AP-TSS：特定の挑戦的な転写開始部位からのRNA発現を分析するための新しい方法

転写、スプライシング、翻訳の調節に関与する代替プロモーターの使用は、プロテオームの多様性に貢献し、特に癌、特に多くの疾患に関与しています。エピジェネティックなメカニズムとCIS調節要素は、代替プロモーター活性に関与しています。異なる転写開始部位（TSS）での転写の開始により、遺伝子から複数の転写産物アイソフォームを生成できます。これらの転写産物には、RT-QPCR中に識別を許可する領域がないため、定量化は技術的に困難になります。この研究は、AP-TSSと呼ばれる特定のTSSから合成された転写産物の相対的な定量化のための一般的な方法を示しています（特定のTSSの分析）。AP-TSSは、目的のcDNAの特定の伸長に基づいており、その後QPCRによる定量化が続きます。原理の証明として、AP-TSSは、特定のサブテロマーTSSからのテロメアリピート含有RNA（Terra）とALU転写産物の2つの非コードRNAに適用されました。DNAメチル化阻害剤による細胞の治療は、総テラレベルの世界的な増加と関連していましたが、目的のTSSからのテラ発現はHT1080細胞では変化せず、HELA細胞ではわずかに増加しました。この結果は、ゲノムのグローバルな脱メチル化によって誘発されるテラアップレギュレーションは、主にこの特定のTSS以外の部位からの活性化によるものであることを示唆しています。ALU RNAの場合、AP-TSSによって得られたシグナルは、RNAポリメラーゼIII依存性ALU転写産物に特異的です。要約すると、私たちの方法は、多くの遺伝子に適用できるさまざまな条件で、特定の転写開始部位から遺伝子発現の調節を研究するためのツールを提供します。特に、AP-TSSを使用して、エピジェネティックな標的療法の開発に重要な代替TSS使用のエピジェネティックな調節を調査できます。

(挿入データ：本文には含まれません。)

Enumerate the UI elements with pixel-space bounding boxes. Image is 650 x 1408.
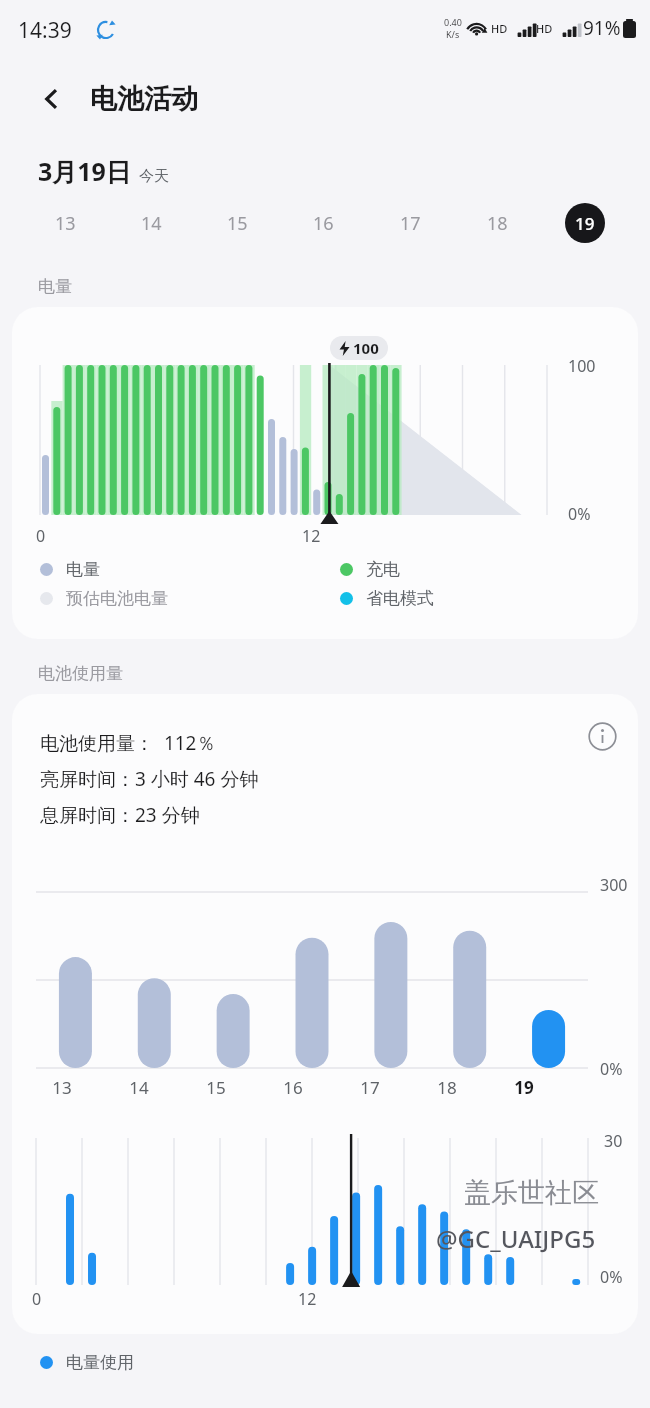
button[interactable]: 15 [194, 188, 280, 258]
staticText: 19 [514, 1076, 534, 1099]
staticText: 16 [283, 1076, 303, 1099]
staticText: 13 [55, 211, 76, 236]
staticText: 0% [568, 503, 591, 525]
button[interactable]: 14 [108, 188, 194, 258]
button[interactable]: 19 [541, 188, 628, 258]
button[interactable]: 18 [454, 188, 541, 258]
staticText: 18 [437, 1076, 457, 1099]
button[interactable]: 16 [280, 188, 367, 258]
staticText: HD [536, 21, 553, 36]
staticText: 100 [568, 355, 596, 377]
staticText: 预估电池电量 [66, 588, 168, 609]
staticText: 0% [600, 1266, 623, 1288]
button[interactable]: 13 [22, 188, 108, 258]
staticText: 3月19日 [38, 154, 131, 188]
staticText: 12 [298, 1288, 317, 1310]
staticText: 电量 [38, 276, 72, 297]
staticText: 充电 [366, 559, 400, 580]
staticText: 0 [36, 525, 46, 547]
staticText: 14:39 [18, 16, 72, 45]
staticText: 30 [604, 1130, 623, 1152]
staticText: HD [491, 21, 508, 36]
staticText: 亮屏时间：3 小时 46 分钟 [40, 766, 259, 792]
staticText: 13 [52, 1076, 72, 1099]
staticText: 14 [141, 211, 162, 236]
staticText: 15 [206, 1076, 226, 1099]
staticText: 电量 [66, 559, 100, 580]
staticText: 300 [600, 874, 628, 896]
staticText: 16 [313, 211, 334, 236]
staticText: 17 [360, 1076, 380, 1099]
staticText: 省电模式 [366, 588, 434, 609]
button[interactable]: 17 [367, 188, 454, 258]
button[interactable]: Information [580, 714, 624, 758]
staticText: 0.40 [444, 16, 462, 28]
staticText: K/s [446, 28, 460, 40]
staticText: 电池使用量 [38, 663, 123, 684]
staticText: 19 [575, 212, 595, 235]
staticText: 100 [353, 338, 379, 358]
staticText: 18 [487, 211, 508, 236]
staticText: 0% [600, 1058, 623, 1080]
staticText: 电量使用 [66, 1352, 134, 1373]
staticText: 15 [227, 211, 248, 236]
staticText: @GC_UAIJPG5 [436, 1222, 596, 1255]
staticText: 91% [583, 15, 621, 41]
staticText: 电池活动 [90, 82, 198, 116]
staticText: 电池使用量： 112％ [40, 730, 216, 756]
button[interactable]: Back [30, 77, 74, 121]
staticText: 今天 [139, 167, 169, 186]
staticText: 息屏时间：23 分钟 [40, 802, 200, 828]
staticText: 14 [129, 1076, 149, 1099]
staticText: 0 [32, 1288, 42, 1310]
staticText: 盖乐世社区 [464, 1176, 599, 1210]
staticText: 12 [302, 525, 321, 547]
button[interactable]: 100 [12, 307, 638, 639]
staticText: 17 [400, 211, 421, 236]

Alternative promoter usage involved in the regulation of transcription, splicing, and translation contributes to proteome diversity and is involved in a large number of diseases, in particular, cancer. Epigenetic mechanisms and cis regulatory elements are involved in alternative promoter activity. Multiple transcript isoforms can be produced from a gene, due to the initiation of transcription at different transcription start sites (TSS). These transcripts may not have regions that allow discrimination during RT-qPCR, making quantification technically challenging. This study presents a general method for the relative quantification of a transcript synthesized from a particular TSS that we called AP-TSS (analysis of particular TSS). AP-TSS is based on the specific elongation of the cDNA of interest, followed by its quantification by qPCR. As proof of principle, AP-TSS was applied to two non-coding RNA: telomeric repeat-containing RNAs (TERRA) from a particular subtelomeric TSS, and Alu transcripts. The treatment of cells with a DNA methylation inhibitor was associated with a global increase of the total TERRA level, but the TERRA expression from the TSS of interest did not change in HT1080 cells, and only modestly increased in HeLa cells. This result suggests that TERRA upregulation induced by global demethylation of the genome is mainly due to activation from sites other than this particular TSS. For Alu RNA, the signal obtained by AP-TSS is specific for the RNA Polymerase III-dependent Alu transcript. In summary, our method provides a tool to study regulation of gene expression from a given transcription start site, in different conditions that could be applied to many genes. In particular, AP-TSS can be used to investigate the epigenetic regulation of alternative TSS usage that is of importance for the development of epigenetic-targeted therapies.